Growing popularity leads to lower stocks and higher prices.

Krissa Welshans 1

August 23, 2017

2 Min Read
Prices of wings soar on stocks deficit

Stocks of chicken wings are at an extreme deficit as they have continued to become more popular, especially in the foodservice arena, Brian Earnest, poultry and eggs commodity market analyst for Informa IEG, told attendees at the 2017 Commodity & Feed Ingredients Outlook Symposium held this week in Minneapolis, Minn.

According to Earnest, 2017 wing stocks are at a deficit compared to the five-year average. They are also at a greater deficit than what was seen in 2014, which resulted from avian influenza. The U.S. Department of Agriculture's August “Cold Storage” report, released Aug. 22, showed wing stocks at 60.2 million lb. -- 1% below last month and 35% below last year. The industry is comfortable in the 90 million lb. level, Earnest noted.

“There has been evolving consumer preference that has put more pressure on the wing complex, and we’re beginning to see that at a time that is very concerning to the buyers and consumers of wings product,” he said.

In addition to the growing popularity of finger foods, Earnest explained that wings have continued to expand in the foodservice arena as well, as some wing restaurants add more stores in the U.S.

While broiler numbers continue to expand in 2016-17, Earnest pointed out that the amount of birds being placed through operators isn’t enough to keep up with what the demand cycle is in this segment.

“The amount of wings in cold storage was at an extreme deficit at the beginning of summer this year, when we typically see those building up,” he explained.

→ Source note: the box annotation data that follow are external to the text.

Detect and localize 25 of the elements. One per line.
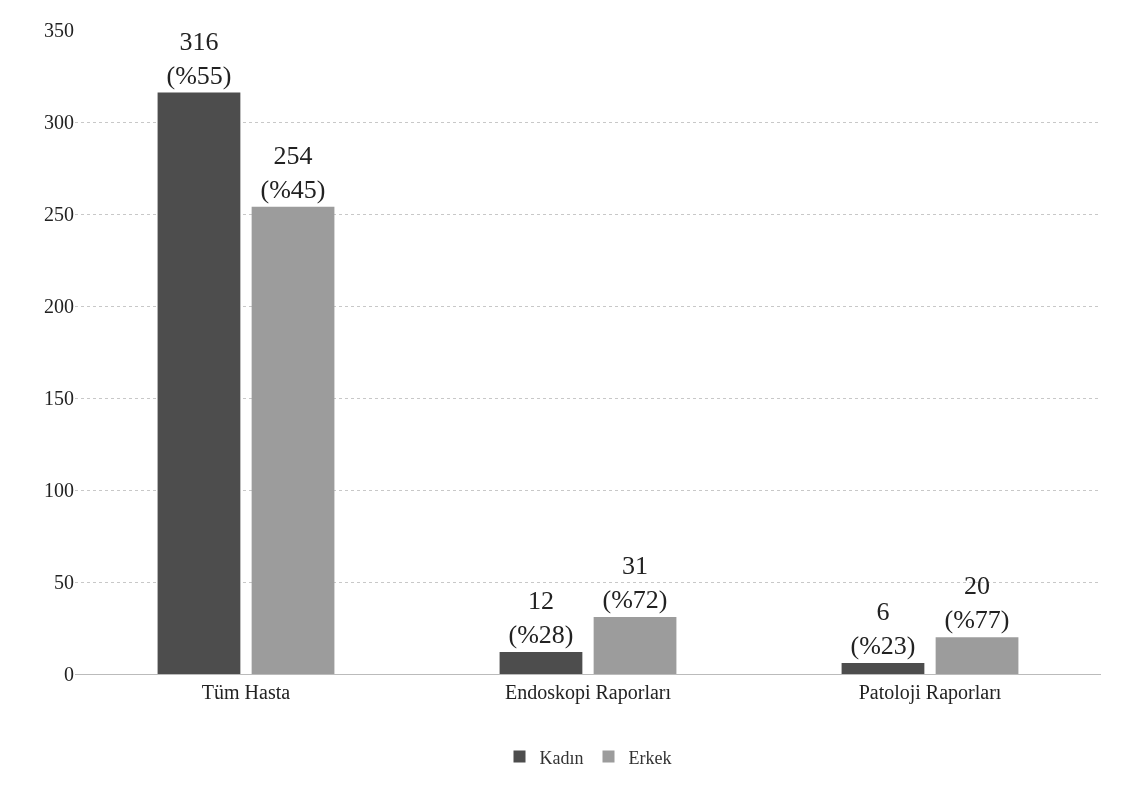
bar [935,637,1019,674]
bar [841,662,925,674]
data-label: 254 (%45) [260,140,326,204]
bar [499,651,583,674]
data-label: 20 (%77) [944,571,1010,635]
y-tick-label: 100 [44,479,74,501]
bar [157,92,241,674]
data-label: 316 (%55) [166,26,232,90]
x-tick-label: Patoloji Raporları [858,681,1002,704]
y-tick-label: 50 [54,571,74,593]
y-tick-label: 300 [44,111,74,133]
data-label: 6 (%23) [850,597,916,660]
y-tick-label: 350 [44,19,74,41]
legend-label: Kadın [539,747,584,768]
x-tick-label: Endoskopi Raporları [504,681,672,704]
y-tick-label: 200 [44,295,74,317]
bar [251,206,335,674]
bar [593,616,677,674]
y-tick-label: 0 [64,663,74,685]
y-tick-label: 250 [44,203,74,225]
x-tick-label: Tüm Hasta [201,681,291,703]
data-label: 12 (%28) [508,586,574,649]
data-label: 31 (%72) [602,551,668,614]
legend-label: Erkek [628,747,672,768]
y-tick-label: 150 [44,387,74,409]
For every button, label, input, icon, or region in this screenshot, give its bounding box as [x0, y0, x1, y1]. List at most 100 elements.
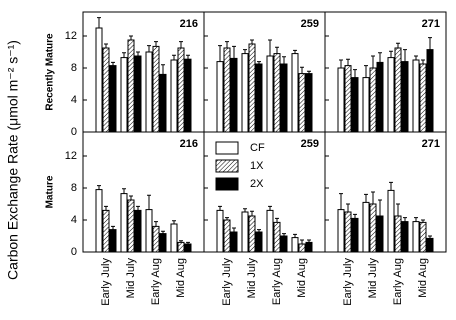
- bar: [394, 215, 402, 253]
- bar: [223, 219, 231, 253]
- bar: [134, 55, 142, 133]
- x-tick-label: Early July: [100, 258, 112, 306]
- bar: [223, 47, 231, 133]
- error-bar: [378, 199, 382, 216]
- row-label: Mature: [45, 175, 56, 208]
- y-tick-label: 0: [71, 126, 77, 138]
- bar: [248, 215, 256, 253]
- bar: [95, 27, 103, 133]
- error-bar: [389, 50, 393, 58]
- error-bar: [378, 52, 382, 63]
- legend-swatch: [215, 177, 239, 191]
- bar: [401, 221, 409, 253]
- bar: [394, 47, 402, 133]
- panel-label: 271: [422, 138, 440, 150]
- bar: [401, 61, 409, 133]
- bar: [412, 221, 420, 253]
- error-bar: [403, 217, 407, 222]
- bar: [337, 209, 345, 253]
- bar: [145, 209, 153, 253]
- bar: [255, 231, 263, 253]
- bar: [298, 243, 306, 253]
- bar: [305, 73, 313, 133]
- error-bar: [371, 191, 375, 204]
- y-tick-label: 4: [71, 214, 77, 226]
- bar: [280, 235, 288, 253]
- panel-label: 259: [301, 18, 319, 30]
- bar: [177, 47, 185, 133]
- bar: [426, 237, 434, 253]
- bar: [362, 201, 370, 253]
- bar: [248, 43, 256, 133]
- bar: [266, 55, 274, 133]
- panel-label: 216: [180, 138, 198, 150]
- error-bar: [232, 227, 236, 232]
- bar: [109, 65, 117, 133]
- bar: [266, 209, 274, 253]
- bar: [127, 199, 135, 253]
- bar: [145, 51, 153, 133]
- bar: [369, 203, 377, 253]
- bar: [230, 231, 238, 253]
- error-bar: [300, 239, 304, 244]
- bar: [387, 189, 395, 253]
- error-bar: [97, 17, 101, 28]
- error-bar: [364, 193, 368, 203]
- bar: [351, 217, 359, 253]
- error-bar: [218, 205, 222, 211]
- y-tick-label: 8: [71, 182, 77, 194]
- error-bar: [414, 217, 418, 222]
- bar: [387, 57, 395, 133]
- bar: [127, 39, 135, 133]
- x-tick-label: Mid July: [367, 258, 379, 299]
- error-bar: [346, 203, 350, 212]
- error-bar: [129, 195, 133, 200]
- x-tick-label: Mid Aug: [417, 258, 429, 298]
- error-bar: [147, 45, 151, 52]
- bar: [159, 233, 167, 253]
- y-tick-label: 12: [65, 150, 77, 162]
- error-bar: [104, 43, 108, 48]
- error-bar: [104, 205, 108, 211]
- error-bar: [396, 42, 400, 48]
- error-bar: [421, 59, 425, 64]
- error-bar: [293, 233, 297, 238]
- bar: [255, 63, 263, 133]
- error-bar: [179, 41, 183, 48]
- error-bar: [243, 49, 247, 54]
- bar: [291, 53, 299, 133]
- bar: [344, 65, 352, 133]
- bar: [419, 221, 427, 253]
- error-bar: [154, 221, 158, 227]
- panel-label: 259: [301, 138, 319, 150]
- error-bar: [243, 208, 247, 212]
- bar: [337, 67, 345, 133]
- bar: [412, 59, 420, 133]
- error-bar: [414, 55, 418, 60]
- bar: [95, 189, 103, 253]
- error-bar: [282, 56, 286, 64]
- error-bar: [225, 41, 229, 48]
- bar: [177, 241, 185, 253]
- y-axis-label: Carbon Exchange Rate (μmol m⁻² s⁻¹): [5, 40, 21, 280]
- bar: [152, 225, 160, 253]
- error-bar: [136, 51, 140, 56]
- error-bar: [396, 203, 400, 216]
- error-bar: [346, 58, 350, 66]
- error-bar: [300, 66, 304, 74]
- error-bar: [339, 59, 343, 68]
- bar: [369, 67, 377, 133]
- error-bar: [97, 185, 101, 190]
- legend-swatch: [215, 141, 239, 155]
- bar: [230, 57, 238, 133]
- error-bar: [129, 35, 133, 40]
- bar: [241, 211, 249, 253]
- bar: [134, 209, 142, 253]
- error-bar: [268, 205, 272, 211]
- legend-swatch: [215, 159, 239, 173]
- bar: [362, 77, 370, 133]
- bar: [109, 229, 117, 253]
- error-bar: [111, 61, 115, 66]
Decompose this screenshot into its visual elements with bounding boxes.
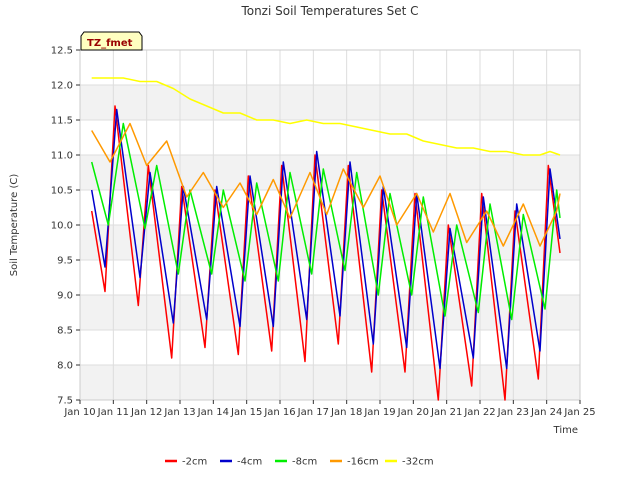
legend-label-8cm: -8cm — [292, 457, 317, 468]
x-tick-label: Jan 19 — [363, 407, 395, 418]
series-line-2cm — [90, 105, 561, 401]
y-tick-label: 7.5 — [57, 396, 73, 407]
series-line-32cm — [91, 77, 561, 156]
legend-label-2cm: -2cm — [182, 457, 207, 468]
x-tick-label: Jan 21 — [430, 407, 462, 418]
legend-label-32cm: -32cm — [402, 457, 434, 468]
y-tick-label: 12.5 — [51, 46, 73, 57]
y-tick-label: 9.0 — [57, 291, 73, 302]
x-tick-label: Jan 14 — [197, 407, 229, 418]
background-bands — [80, 85, 580, 400]
background-band — [80, 85, 580, 120]
y-tick-label: 12.0 — [51, 81, 73, 92]
y-tick-label: 9.5 — [57, 256, 73, 267]
x-tick-label: Jan 17 — [297, 407, 329, 418]
background-band — [80, 295, 580, 330]
background-band — [80, 155, 580, 190]
x-axis-label: Time — [553, 425, 578, 436]
annotation-tag: TZ_fmet — [80, 31, 143, 51]
y-tick-label: 11.0 — [51, 151, 73, 162]
x-tick-label: Jan 24 — [530, 407, 562, 418]
y-tick-label: 11.5 — [51, 116, 73, 127]
annotation-text: TZ_fmet — [87, 38, 133, 49]
y-axis-label: Soil Temperature (C) — [9, 174, 20, 277]
x-tick-label: Jan 22 — [463, 407, 495, 418]
legend: -2cm -4cm -8cm -16cm -32cm — [165, 457, 434, 468]
x-tick-label: Jan 15 — [230, 407, 262, 418]
x-tick-label: Jan 25 — [563, 407, 595, 418]
legend-label-4cm: -4cm — [237, 457, 262, 468]
x-tick-label: Jan 18 — [330, 407, 362, 418]
y-tick-label: 8.5 — [57, 326, 73, 337]
x-tick-label: Jan 11 — [97, 407, 129, 418]
x-tick-label: Jan 23 — [497, 407, 529, 418]
legend-label-16cm: -16cm — [347, 457, 379, 468]
y-tick-label: 10.0 — [51, 221, 73, 232]
y-tick-label: 10.5 — [51, 186, 73, 197]
x-tick-label: Jan 12 — [130, 407, 162, 418]
x-axis-ticks: Jan 10 Jan 11 Jan 12 Jan 13 Jan 14 Jan 15 Jan … — [63, 400, 596, 418]
chart-title: Tonzi Soil Temperatures Set C — [240, 4, 418, 18]
y-axis-ticks: 7.5 8.0 8.5 9.0 9.5 10.0 10.5 11.0 11.5 12.0 12.5 — [51, 46, 80, 407]
series-lines — [90, 77, 561, 401]
series-line-16cm — [91, 122, 561, 247]
x-tick-label: Jan 16 — [263, 407, 295, 418]
series-line-8cm — [90, 122, 561, 321]
background-band — [80, 365, 580, 400]
x-tick-label: Jan 10 — [63, 407, 95, 418]
x-tick-label: Jan 13 — [163, 407, 195, 418]
x-tick-label: Jan 20 — [397, 407, 429, 418]
y-tick-label: 8.0 — [57, 361, 73, 372]
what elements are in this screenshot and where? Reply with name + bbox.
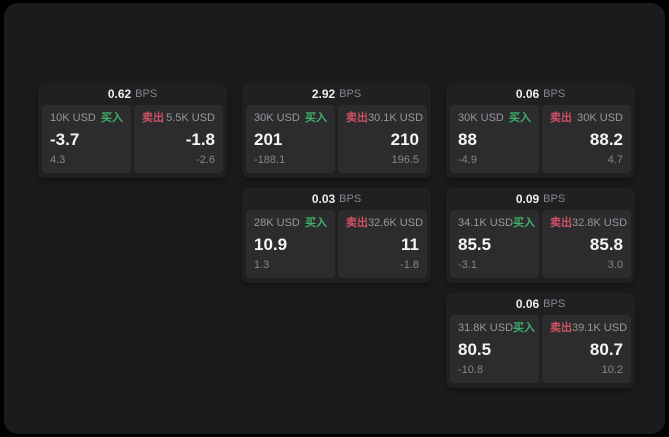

Prices also typically decline from March to May after football season and March Madness, Earnest said, adding, “That dynamic broke down last year. Some major national players continued to push aggressive ads at the culmination of football season and through the early spring months,” perhaps due to slowing food traffic. “It worked -- almost too well,” Earnest said, adding that it brought wings to historic levels in the spot markets during the end of May and early June.

“That’s putting a lot of pressure on the markets going into fall, and it’s continuing to provide a boost to the overall cutout,” he said.

Earnest does not expect any cost relief from now through the end of the year. In fact, he said some analysts are predicting that wings could get as high as $2.50/lb., which is quite a jump from past years.